AERRON posted 09-15-2006 05:55 AM ET (US)     Profile for AERRON  Send Email to AERRON     
HAY, I FIX TRACTOR TRAILOR TRUCKS FOR A LIVING. DID YOU EVER LOOK AT THE NICELY SPACED ALUMINUM RIVITS HOLDING THEM TOGETHER.... THEY ARE CALLED BUCK RIVITS AND THEY ARE EASY TO INSTALL IF YOU HAVE AN AIR HAMMER WITH A 2000 TO 3000 BLOW PER MINUTE OR BPM CAPABILITY AND THE PROPER RIVIT TYPE AND SIZE FOR THE JOB. I GET ALL OF MY FASTENERS AND RIVITS THROUGH IMPERIAL. THEY HAVE A WEB SIGHT AT WWW.IMPERIALSUPPLIES.COM AND SUPPLY ALMOST EVERY FASTENER YOU CAN THINK OF FOR BOATS/PLANES/TRUCKS/TRAINS. I'M SURE YOU CAN GET WHAT YOU NEED THERE.
OH, BY THE WAY TO ALL OF YOU "FLOATERS" I TAKE MY FAMILY ON TWO CRUSES A YEAR AND EVEN THE BIG SHIPS USE THE SAME FASTENERS I USE IN MY BUISNESS SO JUST LOOK WHERE WE LOOK WHEN WE NEED THAT STUFF. THEY ARE ACTUALLY REASONABLY PRICED BUT BECAUSE LOTS OF RETAILERS AND SHOPS BREAK THEM INTO SMALL PACKS AND RESALE MARKUP ON THEM IS BETWEEN 40 AND 80% THEY GET THERE MONEY BACK TEN TIMES OVER BY BREAKING A PACKAGE THAT COSTS 20.00 DOLLARS PER THOUSAND INTO 10.00 DOLLAR PACKS OF 50 OR 100.

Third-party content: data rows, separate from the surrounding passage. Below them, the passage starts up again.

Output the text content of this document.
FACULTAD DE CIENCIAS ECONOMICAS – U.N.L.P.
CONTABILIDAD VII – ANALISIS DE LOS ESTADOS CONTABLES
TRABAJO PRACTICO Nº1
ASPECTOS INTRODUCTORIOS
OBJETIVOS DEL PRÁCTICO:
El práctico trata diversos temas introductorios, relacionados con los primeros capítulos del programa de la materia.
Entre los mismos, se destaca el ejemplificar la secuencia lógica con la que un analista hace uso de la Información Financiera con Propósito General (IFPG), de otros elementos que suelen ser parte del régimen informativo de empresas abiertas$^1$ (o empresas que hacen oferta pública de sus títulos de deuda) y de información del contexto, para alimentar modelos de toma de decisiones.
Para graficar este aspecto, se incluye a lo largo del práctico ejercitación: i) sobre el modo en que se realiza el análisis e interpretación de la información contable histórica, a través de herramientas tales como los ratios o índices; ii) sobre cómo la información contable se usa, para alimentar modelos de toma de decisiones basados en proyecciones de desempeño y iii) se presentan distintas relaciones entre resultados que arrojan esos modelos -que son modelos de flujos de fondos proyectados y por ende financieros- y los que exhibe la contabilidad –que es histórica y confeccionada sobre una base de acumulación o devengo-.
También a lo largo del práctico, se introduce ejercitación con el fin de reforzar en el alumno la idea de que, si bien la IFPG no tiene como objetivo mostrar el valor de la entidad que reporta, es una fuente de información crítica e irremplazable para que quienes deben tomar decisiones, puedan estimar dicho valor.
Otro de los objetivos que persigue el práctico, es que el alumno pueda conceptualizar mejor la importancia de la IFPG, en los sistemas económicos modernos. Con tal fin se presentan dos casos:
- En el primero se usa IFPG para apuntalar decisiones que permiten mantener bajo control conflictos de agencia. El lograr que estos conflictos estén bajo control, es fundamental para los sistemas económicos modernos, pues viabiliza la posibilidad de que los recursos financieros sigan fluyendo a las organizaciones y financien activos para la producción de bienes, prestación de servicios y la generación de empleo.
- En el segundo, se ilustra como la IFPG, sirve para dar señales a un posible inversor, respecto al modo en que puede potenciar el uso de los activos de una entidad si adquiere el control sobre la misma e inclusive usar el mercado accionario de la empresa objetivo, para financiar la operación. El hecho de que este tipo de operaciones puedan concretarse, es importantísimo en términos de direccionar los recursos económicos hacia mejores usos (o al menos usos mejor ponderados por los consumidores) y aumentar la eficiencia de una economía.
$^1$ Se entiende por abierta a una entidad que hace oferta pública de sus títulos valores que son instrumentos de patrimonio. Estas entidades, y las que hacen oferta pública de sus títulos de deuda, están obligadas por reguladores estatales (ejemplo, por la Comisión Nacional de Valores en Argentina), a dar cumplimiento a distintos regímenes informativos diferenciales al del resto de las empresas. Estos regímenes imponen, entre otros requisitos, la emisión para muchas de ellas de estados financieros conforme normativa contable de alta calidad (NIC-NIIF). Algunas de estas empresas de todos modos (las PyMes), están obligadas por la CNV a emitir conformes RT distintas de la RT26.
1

Bjornas posted 09-16-2006 03:09 AM ET (US)     Profile for Bjornas  Send Email to Bjornas     
When I was ordering my kit from twin cities Sue gave me all the options. I ended up going with the stainless screws. I doubt after epoxying the holes and predrilling they are going to shake loose. Also makes for easy repairs if needed.

The description is BW 8 X 1 1/2" PTH screws
They were 36$ for a pack of 90.

According to our conversation they are actual Boston Whaler parts for the rub rail.

Tom W Clark posted 09-16-2006 01:13 PM ET (US)     Profile for Tom W Clark  Send Email to Tom W Clark     
Aluminum pop rivets (blind rivets) are what Whaler used to install the Barbour three piece rub rail. I prefer the pop rivets because they have a low profile head that allows wiring to be run through the rub rail insert. They are also more secure that screws, but harder to remove later.

There is not any reason on earth why a single aluminum 3/16" x 5/8" pop rivet should cost $1. A box of 100 should cost about $5, making them a nickel a piece.

Tom W Clark posted 09-16-2006 01:18 PM ET (US)     Profile for Tom W Clark  Send Email to Tom W Clark     
Ah. I'm embarrassed to note that I have just replied to a four year old thread that was already beaten death and has been resurrected by AERRON who does not quite grasp what sort of hardware we were discussing here.